Entre 1880 et 1930 les mathématiques et la physique théorique ont subi
des transformations profondes, liées d'un côté à l'émergence de
plusieurs branches mathématiques (la théorie des groupes, les
fonctions automorphes, la géométrie algébrique, la topologie), et de
l'autre côté, à l'effondrement de la physique newtonienne, sous
l'effet de la découverte des ondes électromagnétiques, des rayons X,
de la radioactivité, des électrons, et des quanta d'énergie.
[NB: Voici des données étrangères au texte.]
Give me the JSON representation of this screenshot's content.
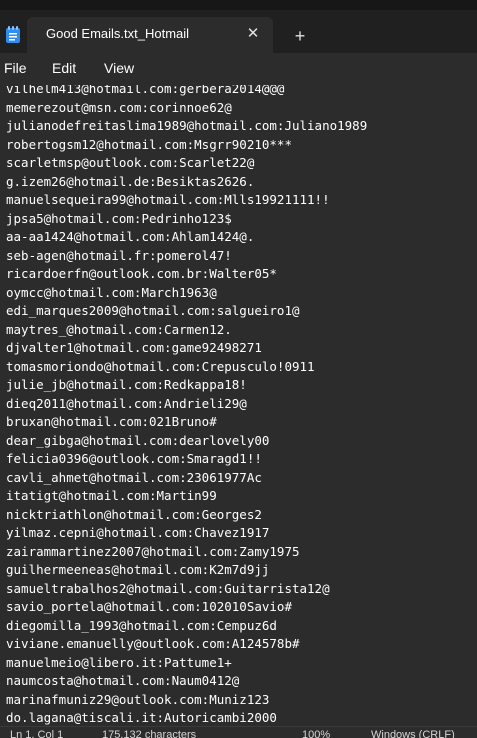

La
singularité du savant français Henri Poincaré (1854-1912) est
d'avoir participé à toutes ces transformations.
À l'âge de vingt-six ans, Poincaré découvrit la théorie des
fonctions fuchsiennes, grâce à laquelle on pouvait résoudre
toute équation différentielle linéaire aux coefficients
algébriques. La renommée de cette découverte fut telle que
Poincaré devint membre correspondant des Académies allemandes,
avant même d'être nommé à une chaire de physique
mathématique à la Faculté des sciences et élu membre de
l'Institut. À travers ces postes, Poincaré infléchit
l'orientation des recherches françaises pendant un quart de
siècle, tout en poursuivant ses activités d'enseignement et de
recherche. À sa mort en 1912, il avait quelque 600 articles à son
actif, sur les mathématiques pures, la géométrie, la mécanique
céleste, la physique et la philosophie des sciences.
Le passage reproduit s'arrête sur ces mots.